On a tangent, I can't even find a tool to modify Gzip headers easily after the file has been created. I'm surprised such a tool doesn't exist yet.

alebcay avatar Aug 26 '22 22:08 alebcay

On the other hand, this does add complexity for something that we don't use and might not test as much.

Yes, this would be my primary objection.

It's a feature that there's only one way of producing a bottle and that we handle reproducibility concerns for them.

MikeMcQuaid avatar Aug 30 '22 08:08 MikeMcQuaid

Honestly, given the caveats though, I'm not sure this effort is worthwhile. It seems like a lot of work for (overall) minimal time savings, more dependencies and reproducibility impacts.

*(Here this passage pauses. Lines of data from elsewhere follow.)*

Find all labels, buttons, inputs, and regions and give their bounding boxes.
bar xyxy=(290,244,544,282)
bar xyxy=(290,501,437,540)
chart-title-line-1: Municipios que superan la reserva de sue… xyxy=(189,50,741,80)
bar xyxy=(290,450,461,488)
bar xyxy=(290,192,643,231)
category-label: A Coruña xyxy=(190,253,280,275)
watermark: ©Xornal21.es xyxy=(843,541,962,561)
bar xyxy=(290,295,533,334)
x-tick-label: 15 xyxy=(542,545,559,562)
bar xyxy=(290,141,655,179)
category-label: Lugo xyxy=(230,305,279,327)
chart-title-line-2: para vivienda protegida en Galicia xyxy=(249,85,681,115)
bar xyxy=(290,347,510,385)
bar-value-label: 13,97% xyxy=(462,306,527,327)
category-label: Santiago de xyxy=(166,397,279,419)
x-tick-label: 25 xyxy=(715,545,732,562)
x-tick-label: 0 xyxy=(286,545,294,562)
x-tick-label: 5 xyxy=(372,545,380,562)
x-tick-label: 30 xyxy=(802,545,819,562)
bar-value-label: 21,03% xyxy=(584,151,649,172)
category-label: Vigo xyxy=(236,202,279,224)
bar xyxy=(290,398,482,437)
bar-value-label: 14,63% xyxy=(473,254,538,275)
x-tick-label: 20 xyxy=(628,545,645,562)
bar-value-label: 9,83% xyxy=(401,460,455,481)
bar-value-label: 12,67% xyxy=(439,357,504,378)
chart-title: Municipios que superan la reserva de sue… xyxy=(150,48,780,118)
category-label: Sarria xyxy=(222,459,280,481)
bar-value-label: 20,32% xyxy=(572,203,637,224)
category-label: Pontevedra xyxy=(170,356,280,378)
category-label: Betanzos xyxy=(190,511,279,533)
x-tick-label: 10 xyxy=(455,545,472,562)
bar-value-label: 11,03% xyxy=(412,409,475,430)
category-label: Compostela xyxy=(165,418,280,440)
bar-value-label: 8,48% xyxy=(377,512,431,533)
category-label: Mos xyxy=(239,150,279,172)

I haven't looked into reproducibility, but this is part of why I wouldn't so easily dismiss Zstd: it offers a good compromise between speed and compression ratio. This is also why it's starting to be used pretty widely (example).

As a benchmark, for openjdk:

Compression method Compression time Resulting size
existing bottle 7.36s 189 MB
zstd (default compression level - 3) 0.69s 179.48 MB
zstd -6 1.99s 175.15 MB
zstd -12 6.90s 170.73 MB
zstd -19 (max, without --ultra) 1m9.76s 165.33 MB

With the right flags, we can probably get modest savings in speed and significant savings in size.

~~Actually, I just realised my times above are slightly inflated, because I included the time to do gunzip in those times.~~

carlocab avatar Aug 30 '22 11:08 carlocab

I haven't looked into reproducibility, but this is part of why I wouldn't so easily dismiss Zstd

The criteria:

  • needs to be able to either bit-for-bit reproduce existing bottles OR we add a DSL to preserve existing reproducibility
  • needs to be able to be used for the entire dependency tree, including itself
  • needs to be faster (or same) to compress AND decompress AND have improved (or same) size
  • the code required to implement the above needs to be sufficiently simple to warrant this

To be completely honest, though, this doesn't feel like anywhere near the top 10 (maybe top 100) problems that maintainers or users have with Homebrew today.

MikeMcQuaid avatar Aug 30 '22 11:08 MikeMcQuaid

Oh, and I forgot to mention: macOS tar can untar *.tar.zst archives, so you don't need an extra dependency to pour the bottles on macOS.

carlocab avatar Aug 30 '22 11:08 carlocab

I would really like to see Homebrew uses zstd, or a more efficient format in the future.

FYI Arch Linux made the switch to zstd in early 2020 and it's well received. Same goes for Fedora. Snap added support for LZO in late 2020 (they didn't choose zstd because of other constraints).

What I'm saying it's that some big players are all favoring more efficient format. They consider it valuable and Homebrew, being a package manager after all, should not be an exception.

kidonng avatar Sep 18 '22 05:09 kidonng

They consider it valuable and Homebrew, being a package manager after all, should not be an exception.

Many other package managers have not and will not make the switch.

I've laid out the requirements above. If someone has an implementation that meets these requirements: great. Until then: agreement here doesn't make much different either way.

MikeMcQuaid avatar Sep 18 '22 12:09 MikeMcQuaid

Passing on this, sorry, it's too involved for us to really consider.